This Ex-Astronaut Is Stalking Asteroids to Save Civilization

Ed Lu wants to nudge killer space rocks out of their near-earth trajectories.

Ian Allen

Former astronaut Ed Lu thinks the biggest threat to our existence is up in the air. Way up in the air. His nonprofit, the B612 Foundation, wants to set up a defense perimeter around the planet. Not against aliens, but against asteroids—life--eradicating space rocks like the one that killed the Cretaceous dinosaurs. The first step? Completing a space telescope called Sentinel, equipped with optics to search the skies for threatening objects, scheduled for launch in 2018. Funded largely by private donors like Googler Peter Norvig and Reddit CEO Yishan Wong, the setup has a pretty light budget—just a few hundred million dollars to save whole cities from destruction.

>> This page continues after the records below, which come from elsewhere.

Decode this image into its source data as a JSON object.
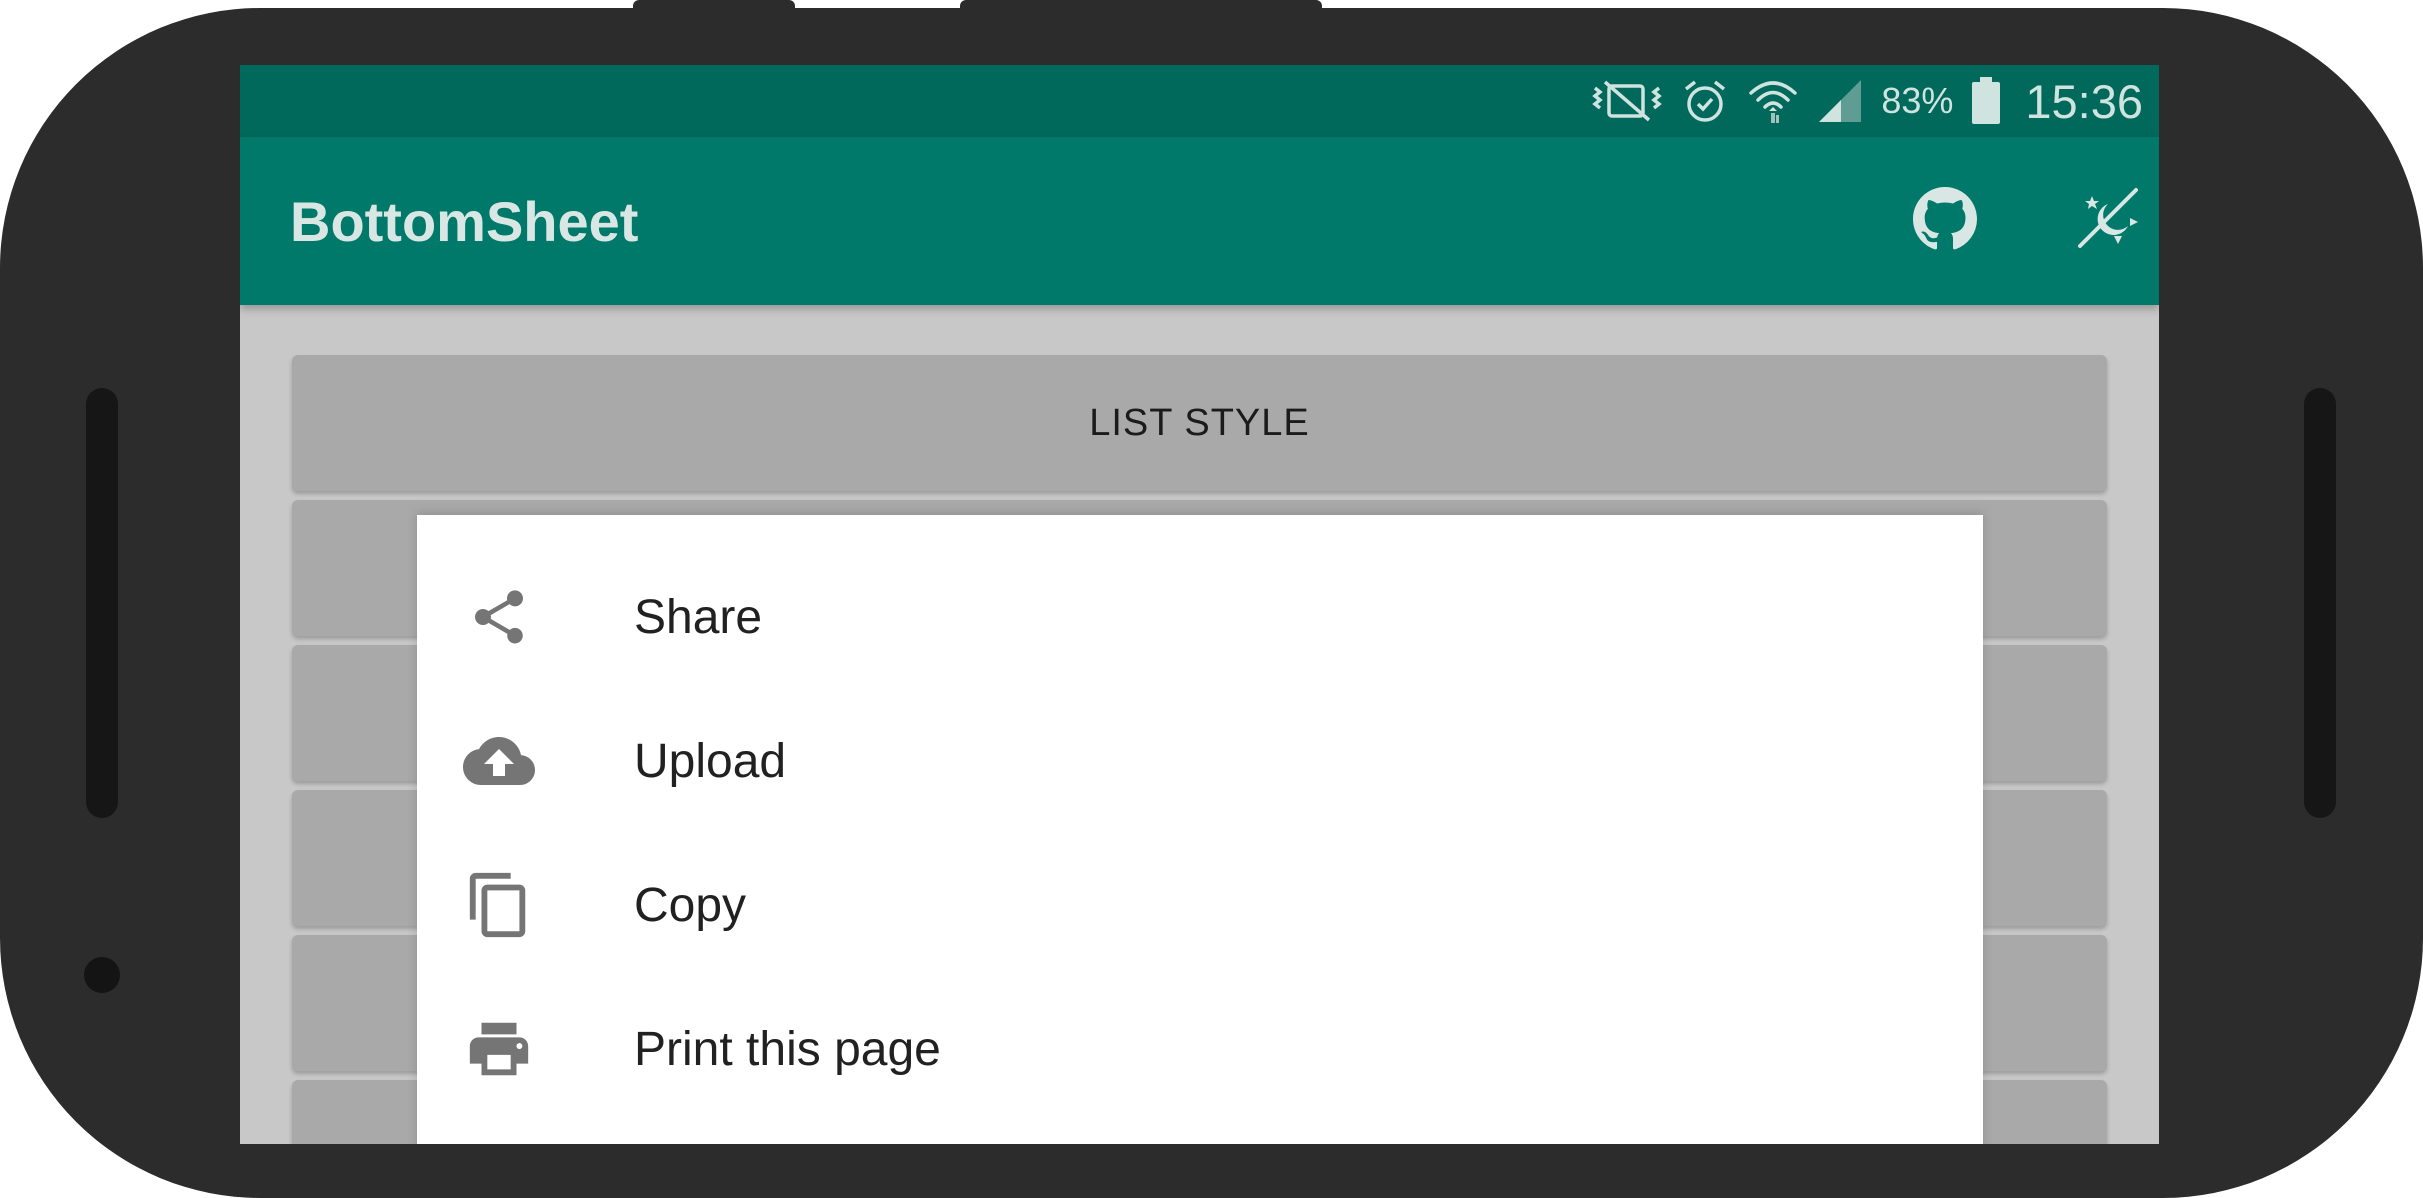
{
  "status_bar": {
    "battery_percent": "83%",
    "time": "15:36",
    "icons": [
      "vibrate-icon",
      "alarm-icon",
      "wifi-icon",
      "signal-icon",
      "battery-icon"
    ]
  },
  "app_bar": {
    "title": "BottomSheet",
    "actions": [
      "github-icon",
      "theme-toggle-icon"
    ],
    "color": "#00796b",
    "status_color": "#00695c"
  },
  "content": {
    "buttons": [
      "LIST STYLE",
      "",
      "",
      "",
      "",
      ""
    ]
  },
  "bottom_sheet": {
    "items": [
      {
        "label": "Share",
        "icon": "share-icon"
      },
      {
        "label": "Upload",
        "icon": "cloud-upload-icon"
      },
      {
        "label": "Copy",
        "icon": "copy-icon"
      },
      {
        "label": "Print this page",
        "icon": "print-icon"
      }
    ]
  }
}
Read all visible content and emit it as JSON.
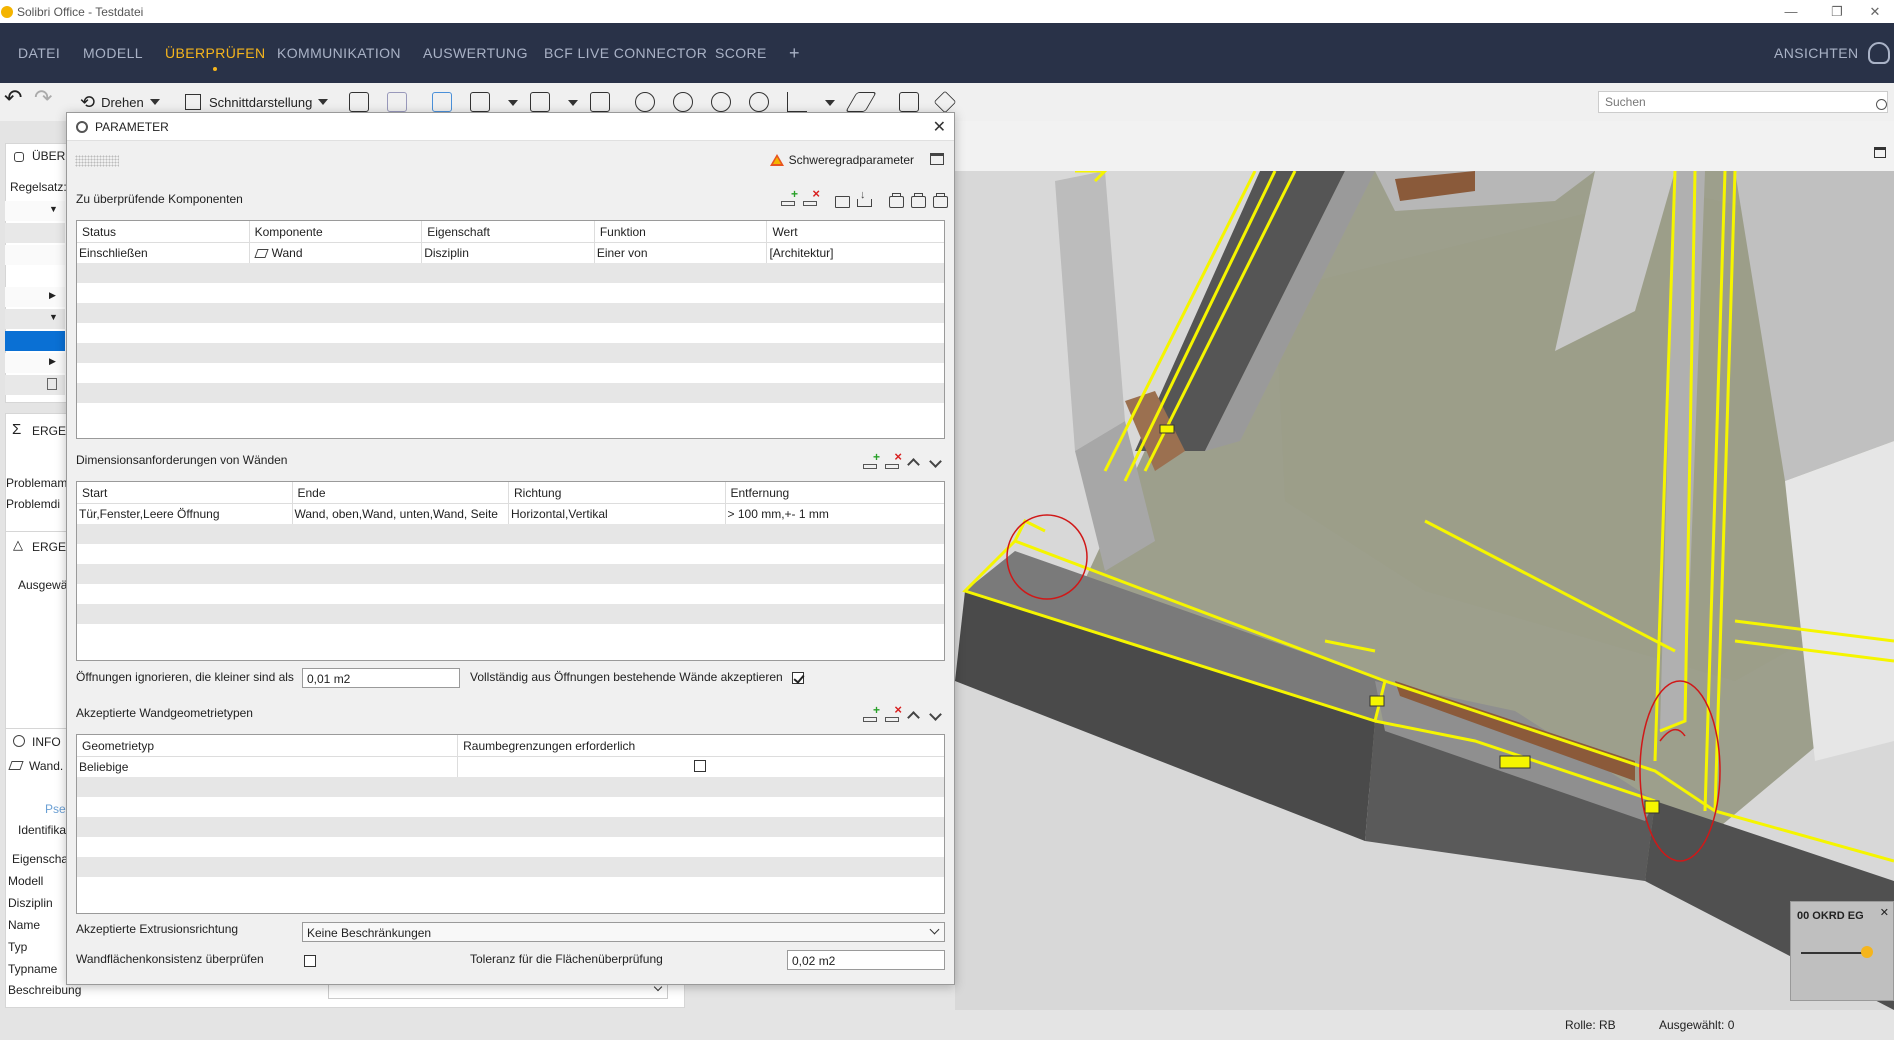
{
  "window": {
    "title": "Solibri Office - Testdatei"
  },
  "menu": {
    "items": [
      "DATEI",
      "MODELL",
      "ÜBERPRÜFEN",
      "KOMMUNIKATION",
      "AUSWERTUNG",
      "BCF LIVE CONNECTOR",
      "SCORE"
    ],
    "add": "+",
    "views": "ANSICHTEN"
  },
  "toolbar": {
    "rotate_label": "Drehen",
    "section_label": "Schnittdarstellung",
    "search_placeholder": "Suchen"
  },
  "left_panel": {
    "check_header": "ÜBER",
    "ruleset_label": "Regelsatz:",
    "results_header": "ERGE",
    "problem_name": "Problemam",
    "problem_desc": "Problemdi",
    "results2_header": "ERGE",
    "selected_label": "Ausgewä",
    "info_header": "INFO",
    "info_item": "Wand.",
    "info_tab": "Pse",
    "props": [
      "Identifika",
      "Eigenscha",
      "Modell",
      "Disziplin",
      "Name",
      "Typ",
      "Typname",
      "Beschreibung"
    ]
  },
  "statusbar": {
    "role": "Rolle: RB",
    "selected": "Ausgewählt: 0"
  },
  "viewport": {
    "label": "00 OKRD EG"
  },
  "dialog": {
    "title": "PARAMETER",
    "severity_label": "Schweregradparameter",
    "components": {
      "title": "Zu überprüfende Komponenten",
      "columns": [
        "Status",
        "Komponente",
        "Eigenschaft",
        "Funktion",
        "Wert"
      ],
      "rows": [
        [
          "Einschließen",
          "Wand",
          "Disziplin",
          "Einer von",
          "[Architektur]"
        ]
      ]
    },
    "dimensions": {
      "title": "Dimensionsanforderungen von Wänden",
      "columns": [
        "Start",
        "Ende",
        "Richtung",
        "Entfernung"
      ],
      "rows": [
        [
          "Tür,Fenster,Leere Öffnung",
          "Wand, oben,Wand, unten,Wand, Seite",
          "Horizontal,Vertikal",
          "> 100 mm,+- 1 mm"
        ]
      ]
    },
    "openings": {
      "ignore_label": "Öffnungen ignorieren, die kleiner sind als",
      "ignore_value": "0,01 m2",
      "accept_label": "Vollständig aus Öffnungen bestehende Wände akzeptieren",
      "accept_checked": true
    },
    "geometry": {
      "title": "Akzeptierte Wandgeometrietypen",
      "columns": [
        "Geometrietyp",
        "Raumbegrenzungen erforderlich"
      ],
      "rows": [
        [
          "Beliebige",
          false
        ]
      ]
    },
    "extrusion": {
      "label": "Akzeptierte Extrusionsrichtung",
      "value": "Keine Beschränkungen"
    },
    "surface": {
      "label": "Wandflächenkonsistenz überprüfen",
      "checked": false,
      "tolerance_label": "Toleranz für die Flächenüberprüfung",
      "tolerance_value": "0,02 m2"
    }
  },
  "colors": {
    "menu_bg": "#293248",
    "accent": "#f5b51d",
    "highlight": "#f5f500",
    "selection": "#0a70d4"
  }
}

What got you so interested in asteroids?
I spent six months aboard the International Space Station. From there, you notice a stark difference between the moon and the Earth: The moon is covered in craters. But Earth has craters too—you just can’t see them, because they’re underneath the oceans. So anybody who knows anything about space and probability knows that this is something you have to solve. Nothing else matters at all if you’re going to get wiped out. Since 2000, there have been eight impacts roughly the size of Hiroshima or larger, and the fact that asteroids hit Earth somewhat randomly means you’re basically on borrowed time. You don’t know when the next one’s gonna happen.

I would have thought NASA was already on top of that.
We—meaning all of humanity—have found about 10,000 of these asteroids, mostly supported by NASA. They’ve got a telescope already up there called Neowise. It was recently reactivated to study the reflectivity of near-Earth asteroids. It’s not optimized to find a great number of them—only about 50 per year for a couple of years. Sentinel will find 200,000 in its first year. And there are about a million of them out there large enough to destroy a major city. So we have a long way to go, and that’s what Sentinel is going to do. We’re trying to protect Earth, not do scientific studies on asteroids. And while it is true that the great majority of those would not be harmful because they explode at high altitude over unpopulated areas, not all of Earth is unpopulated.

How does Sentinel work?
Asteroids are dark—almost black or charcoal-colored. They don’t reflect a lot of light. So Sentinel is going to scan the sky in infrared, and rescan about an hour later, then do that again the next day, and then repeat that every 26 days. That infrared imaging detector, incidentally, which is the heart and soul of this thing, is only about the size of a sheet of paper. By looking at multiple images, Sentinel can measure the velocities of these asteroids down to a millimeter per second, which is amazing. Then you can calculate their trajectories to know if any of them are going to hit us.

And how fast are they going, exactly?
Typically an asteroid is moving at roughly the same speed as Earth. Earth moves at about 65,000 miles per hour. That’s about 1.6 million miles per day, right? So in one month it’ll travel nearly 50 million miles.

And if they are going to hit us, then what?
That’s the easy part. You only need to change an asteroid’s speed by about a millimeter per second to prevent a collision. So we just run into the asteroid with a small spacecraft.

That doesn’t sound so easy.
The difficult part is seeing a business model: When you find something that’s going to hit Earth, how do you monetize that? Do you make people pay for the data? That’s why we’re doing this as a nonprofit. The other challenge is human nature—people bury their heads in the sand. Did New Orleans know that the next major hurricane would destroy that city? Yup. Did they fix the levees? Nope.